The Haitian staff were desperately disappointed. They liked the 18 year old girl they affectionately called 'Mama bebe' ( the baby's mother.) She had always been cheerful and eager to help the orphanage staff when she was here. She had soaked up any advice they offered and had been loving and attentive towards her little girl. When the young Mother left with Youlene, they had every faith that the baby would do well.

Mama Bebe was scolded by the head nurse for 'drowning the baby with milk' and the nannies shook their heads in dismay. They felt that she should have known better. She loves her daughter dearly and would never intentionally harm her. Unfortunately, once Mama Bebe left our property, she was surrounded by ignorance about infant care and nutrition. She absorbed that ignorance. If she had known better she would have done better.

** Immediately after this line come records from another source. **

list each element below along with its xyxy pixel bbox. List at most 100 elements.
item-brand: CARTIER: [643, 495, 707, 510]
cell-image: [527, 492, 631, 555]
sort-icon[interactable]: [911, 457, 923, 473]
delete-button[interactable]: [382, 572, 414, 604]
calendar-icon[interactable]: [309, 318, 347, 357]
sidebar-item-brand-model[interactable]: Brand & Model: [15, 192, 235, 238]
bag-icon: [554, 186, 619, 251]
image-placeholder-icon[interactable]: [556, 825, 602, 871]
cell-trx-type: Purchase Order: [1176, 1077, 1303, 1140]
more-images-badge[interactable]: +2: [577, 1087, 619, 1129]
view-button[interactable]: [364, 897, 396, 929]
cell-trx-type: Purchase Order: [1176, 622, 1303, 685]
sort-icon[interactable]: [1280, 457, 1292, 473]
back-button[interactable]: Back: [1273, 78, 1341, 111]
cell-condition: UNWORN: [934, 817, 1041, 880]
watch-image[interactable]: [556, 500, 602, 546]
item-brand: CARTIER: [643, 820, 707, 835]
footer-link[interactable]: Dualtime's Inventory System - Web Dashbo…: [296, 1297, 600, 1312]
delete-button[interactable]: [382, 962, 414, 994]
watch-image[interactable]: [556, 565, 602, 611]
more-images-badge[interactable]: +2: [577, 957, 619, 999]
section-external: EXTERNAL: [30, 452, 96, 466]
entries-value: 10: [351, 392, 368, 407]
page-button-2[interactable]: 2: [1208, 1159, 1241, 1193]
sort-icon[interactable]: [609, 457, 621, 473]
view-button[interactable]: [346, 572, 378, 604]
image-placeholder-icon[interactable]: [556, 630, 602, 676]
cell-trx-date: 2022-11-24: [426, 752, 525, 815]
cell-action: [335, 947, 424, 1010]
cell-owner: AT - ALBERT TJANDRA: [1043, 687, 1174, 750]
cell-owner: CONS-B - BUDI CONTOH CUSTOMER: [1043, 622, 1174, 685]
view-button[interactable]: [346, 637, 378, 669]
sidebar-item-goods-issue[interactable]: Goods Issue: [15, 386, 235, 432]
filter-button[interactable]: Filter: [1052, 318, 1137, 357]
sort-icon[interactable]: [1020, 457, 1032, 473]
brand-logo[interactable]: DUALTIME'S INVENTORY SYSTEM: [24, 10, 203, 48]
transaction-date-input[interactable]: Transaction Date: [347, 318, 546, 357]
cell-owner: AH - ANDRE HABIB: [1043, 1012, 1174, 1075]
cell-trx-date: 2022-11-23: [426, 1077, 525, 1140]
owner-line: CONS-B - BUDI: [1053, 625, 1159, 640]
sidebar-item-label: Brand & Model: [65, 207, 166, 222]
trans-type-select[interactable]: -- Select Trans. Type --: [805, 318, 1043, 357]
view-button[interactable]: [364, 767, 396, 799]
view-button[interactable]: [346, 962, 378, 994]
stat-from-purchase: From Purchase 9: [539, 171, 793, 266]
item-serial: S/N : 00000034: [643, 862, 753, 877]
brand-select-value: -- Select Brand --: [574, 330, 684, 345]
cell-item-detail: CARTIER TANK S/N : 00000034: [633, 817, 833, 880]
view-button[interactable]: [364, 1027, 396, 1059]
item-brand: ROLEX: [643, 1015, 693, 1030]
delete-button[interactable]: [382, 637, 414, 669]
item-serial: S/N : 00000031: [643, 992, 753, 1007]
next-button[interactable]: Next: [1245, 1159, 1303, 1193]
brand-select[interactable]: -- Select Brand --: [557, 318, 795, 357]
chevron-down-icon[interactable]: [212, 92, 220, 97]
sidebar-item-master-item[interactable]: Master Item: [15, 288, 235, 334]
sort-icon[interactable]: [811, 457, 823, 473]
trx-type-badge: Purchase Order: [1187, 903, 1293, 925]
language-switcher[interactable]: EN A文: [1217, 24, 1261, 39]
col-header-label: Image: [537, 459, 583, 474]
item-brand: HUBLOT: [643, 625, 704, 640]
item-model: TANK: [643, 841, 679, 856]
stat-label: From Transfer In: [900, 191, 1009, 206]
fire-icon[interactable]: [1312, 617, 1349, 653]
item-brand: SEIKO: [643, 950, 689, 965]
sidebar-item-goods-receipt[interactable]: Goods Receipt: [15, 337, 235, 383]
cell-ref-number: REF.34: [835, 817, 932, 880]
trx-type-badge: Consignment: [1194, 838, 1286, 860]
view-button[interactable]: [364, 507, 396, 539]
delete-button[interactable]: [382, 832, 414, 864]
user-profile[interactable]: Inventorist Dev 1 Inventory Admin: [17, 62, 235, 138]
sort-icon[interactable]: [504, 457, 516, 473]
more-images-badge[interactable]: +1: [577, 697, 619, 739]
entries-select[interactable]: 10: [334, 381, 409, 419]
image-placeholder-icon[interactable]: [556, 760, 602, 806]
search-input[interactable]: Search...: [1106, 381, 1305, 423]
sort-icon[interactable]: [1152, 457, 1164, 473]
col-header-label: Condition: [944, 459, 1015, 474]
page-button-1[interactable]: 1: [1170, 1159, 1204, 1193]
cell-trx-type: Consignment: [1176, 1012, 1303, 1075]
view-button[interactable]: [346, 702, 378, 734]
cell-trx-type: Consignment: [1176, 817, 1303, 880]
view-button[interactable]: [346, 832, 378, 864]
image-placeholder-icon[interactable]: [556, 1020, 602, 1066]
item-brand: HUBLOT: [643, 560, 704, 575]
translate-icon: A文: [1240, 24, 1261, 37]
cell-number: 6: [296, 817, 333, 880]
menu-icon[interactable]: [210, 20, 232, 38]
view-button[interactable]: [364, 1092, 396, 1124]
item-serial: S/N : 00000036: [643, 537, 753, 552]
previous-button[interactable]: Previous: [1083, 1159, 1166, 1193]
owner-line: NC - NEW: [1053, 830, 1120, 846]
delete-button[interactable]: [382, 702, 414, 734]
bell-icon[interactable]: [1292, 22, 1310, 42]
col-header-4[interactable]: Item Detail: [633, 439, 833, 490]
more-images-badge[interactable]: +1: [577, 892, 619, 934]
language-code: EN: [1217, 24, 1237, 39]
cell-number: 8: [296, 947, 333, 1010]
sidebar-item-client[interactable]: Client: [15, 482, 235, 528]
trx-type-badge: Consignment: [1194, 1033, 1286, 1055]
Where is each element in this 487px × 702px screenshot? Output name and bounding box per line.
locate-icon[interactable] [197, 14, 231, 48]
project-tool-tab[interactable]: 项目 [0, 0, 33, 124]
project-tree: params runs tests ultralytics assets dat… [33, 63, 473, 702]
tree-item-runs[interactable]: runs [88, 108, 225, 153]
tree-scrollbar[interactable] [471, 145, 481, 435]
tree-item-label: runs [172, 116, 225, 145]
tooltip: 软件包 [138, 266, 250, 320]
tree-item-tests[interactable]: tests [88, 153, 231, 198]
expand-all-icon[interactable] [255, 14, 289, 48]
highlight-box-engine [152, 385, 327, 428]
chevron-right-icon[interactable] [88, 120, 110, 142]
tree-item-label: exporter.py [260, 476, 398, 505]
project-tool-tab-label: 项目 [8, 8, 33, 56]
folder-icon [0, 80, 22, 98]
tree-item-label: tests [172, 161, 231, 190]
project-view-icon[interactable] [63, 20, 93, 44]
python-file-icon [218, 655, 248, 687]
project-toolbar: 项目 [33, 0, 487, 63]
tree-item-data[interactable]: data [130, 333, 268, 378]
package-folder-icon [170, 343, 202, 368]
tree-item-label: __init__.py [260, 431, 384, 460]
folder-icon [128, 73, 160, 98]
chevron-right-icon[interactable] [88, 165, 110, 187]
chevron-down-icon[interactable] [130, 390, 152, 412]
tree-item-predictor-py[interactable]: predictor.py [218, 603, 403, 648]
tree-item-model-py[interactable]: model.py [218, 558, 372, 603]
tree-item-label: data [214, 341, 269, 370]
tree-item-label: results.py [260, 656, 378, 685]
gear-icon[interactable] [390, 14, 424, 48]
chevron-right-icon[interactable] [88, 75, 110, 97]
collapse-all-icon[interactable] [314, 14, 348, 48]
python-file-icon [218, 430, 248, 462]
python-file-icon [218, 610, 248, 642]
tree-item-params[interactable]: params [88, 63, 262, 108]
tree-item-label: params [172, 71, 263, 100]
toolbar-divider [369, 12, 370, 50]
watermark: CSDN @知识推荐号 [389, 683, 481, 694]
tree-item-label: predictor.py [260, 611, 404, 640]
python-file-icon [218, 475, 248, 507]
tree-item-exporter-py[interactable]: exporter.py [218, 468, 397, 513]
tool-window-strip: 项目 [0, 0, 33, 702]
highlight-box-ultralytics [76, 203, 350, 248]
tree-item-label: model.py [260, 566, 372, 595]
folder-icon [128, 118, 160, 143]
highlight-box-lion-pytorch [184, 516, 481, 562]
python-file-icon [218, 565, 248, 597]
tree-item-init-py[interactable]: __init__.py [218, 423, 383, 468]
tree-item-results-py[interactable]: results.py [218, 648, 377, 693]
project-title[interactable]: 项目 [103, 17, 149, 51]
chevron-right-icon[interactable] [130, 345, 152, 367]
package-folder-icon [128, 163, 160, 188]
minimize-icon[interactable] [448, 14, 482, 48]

The baby's condition was precarious in the first 24 hours after she was re-admitted to our NICU, but she responded to her treatment and has gradually improved over the course of the week. Her oxygen requirement is much lower now and she doesn't need suction or physiotheapy. She is feeding well at her Mum's breast and the IV has been taken down. We are all very relieved and excited to see her big round us follow us as we go about our work.

On Thursday afternoon as Madam Bernard turned on the nebulizer machine, a look a realization crossed Youlene's face, she pouted, threw back her head, clenched her fists and let out an angry cry. She hates her nebulizer treatments! There was fond laughter from everyone. Our little lady is intelligent and strong willed and we are glad!

We are hopeful that Youlene will make a full recovery. Please join us in praying that she will not suffer any lasting effects from her pneumonia. Malnutrition, poverty, illness and lack of access to health care make Haitian infants fragile. This baby is more fragile than most, but she is also very blessed.